Un partenariat public-privé pour la gestion du SAMU à Casablanca

La gestion du service est confiée à un groupement composé de Saham Assistance, Wafa IMA Assistance, Maroc Assistance et Axa Assistance. Le montant du financement est de 425 MDH pour une durée de 5 ans. Un effectif de 192 personnes sera constitué pour assurer le service.

Le Service d’assistance médicale d’urgence (SAMU) à Casablanca sera géré sous la forme d’un partenariat public-privé. Une convention a été signée en octobre 2015 par le Conseil de la ville de Casablanca et un groupement composé de quatre sociétés d’assistance, en l’occurrence Saham Assistance, Wafa IMA Assistance, Maroc Assistance et Axa assistance. Lequel groupement a remporté l’appel d’offres lancé en juillet dernier. «Vu l’importance du marché, les quatre compagnies ont décidé de s’associer dans un groupement», explique un haut cadre de l’une des sociétés d’assistance.

Le démarrage effectif de ce service est prévu courant avril. «Nous attendons uniquement que le budget de l’année 2016 de la Région de Casablanca-Settat et celui du Conseil de la ville soient débloqués en mars pour qu’on puisse verser les premières redevances aux gestionnaires», confie un responsable du Conseil de la ville. Le financement s’élève à 425 MDH pour une durée de 5 ans (2016-2021). Les fonds seront apportés par la Région de Casablanca-Settat (200 MDH), le ministère des finances (100 MDH) et le ministère de l’intérieur (100 MDH). La contribution de la Commune urbaine de Casablanca sera à hauteur de 5MDH par an, soit un total de 25 millions pour toute la durée de la convention.

Pour assurer le service d’assistance médicale d’urgence, le groupement se servira de la plate-forme téléphonique de régulation médicale mise en place par le ministère de la santé dans la ville de Casablanca. En revanche, il investira dans un réseau de huit bases où seront installées les équipes et les 16 ambulances médicalisées prévues dans le contrat. Pour assurer ce service, 192 personnes seront recrutées. Composé de 64 médecins, 64 infirmiers et 64 techniciens ambulanciers, ce personnel médical sera réparti sur 16 équipes qui assureront la permanence 24h/24 et 7j/7.

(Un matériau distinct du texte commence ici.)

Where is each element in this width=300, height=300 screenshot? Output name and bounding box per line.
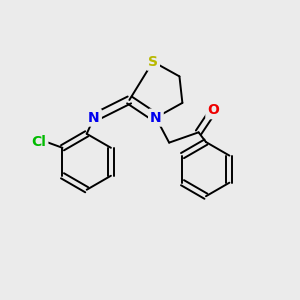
Text: N: N (88, 111, 100, 124)
Text: Cl: Cl (32, 135, 46, 149)
Text: S: S (148, 55, 158, 69)
Text: N: N (150, 111, 162, 124)
Text: O: O (207, 103, 219, 117)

Le service sera généralisé à toute la région

La ville d’El Jadida a été la première à avoir lancé le SAMU en partenariat public-privé et cela en s’associant avec le groupe Saham Assistance en 2014. Le Conseil de la ville de Casablanca a décidé donc de lui emboîter le pas pour offrir aux habitants de la métropole un service d’assistance médicale d’urgence gratuit et de qualité. «A Casablanca, le service du transport ambulancier ne répond pas aux normes médicales. Le nombre des ambulances reste également très insuffisant car cela fait plus d’une dizaine d’années que la ville ne délivre plus d’autorisation de transport médical d’urgence», constate le responsable du Conseil de la ville. Et d’ajouter : «Cette initiative a pour objectif d’améliorer le service de transport sanitaire et le rendre plus accessible, notamment grâce à la gratuité».

Concrètement, pour bénéficier du service du SAMU, les patients peuvent appeler le Centre de régulation médicale au numéro 141. L’appel sera réceptionné par un permanencier auxiliaire qui note les coordonnées du patient avant de transférer l’appel au médecin régulateur. Ce dernier posera quelques questions afin de déterminer le degré d’urgence et de gravité de la situation médicale. «Sur la base de son jugement, l’intervention pourrait donc aller d’un simple conseil par téléphone à l’envoi d’un véhicule médical qui transportera le patient au centre hospitalier spécialisé le plus proche ou dans une clinique (si le patient le souhaite). Le médecin régulateur contacte ensuite l’établissement de réception pour que ses équipes se préparent à accueillir le patient», explique le responsable. L’opération de transport et les premiers soins d’urgence sont totalement gratuits. En revanche, les soins dispensés par l’hôpital sont à la charge du patient.

Après le démarrage du service du SAMU au niveau de la ville de Casablanca, il est prévu de l’étendre aux autres provinces de la région de Casablanca-Settat, à savoir Mohammédia, Settat, Nouacer, Médiouna, Benslimane, Sidi-Bennour et Berrechid. Cependant, cette deuxième étape dépendra de la réussite ou non de l’expérience de Casablanca. Certains élus de la ville jugent que la somme qui sera investie est trop élevée et font tout pour bloquer le projet.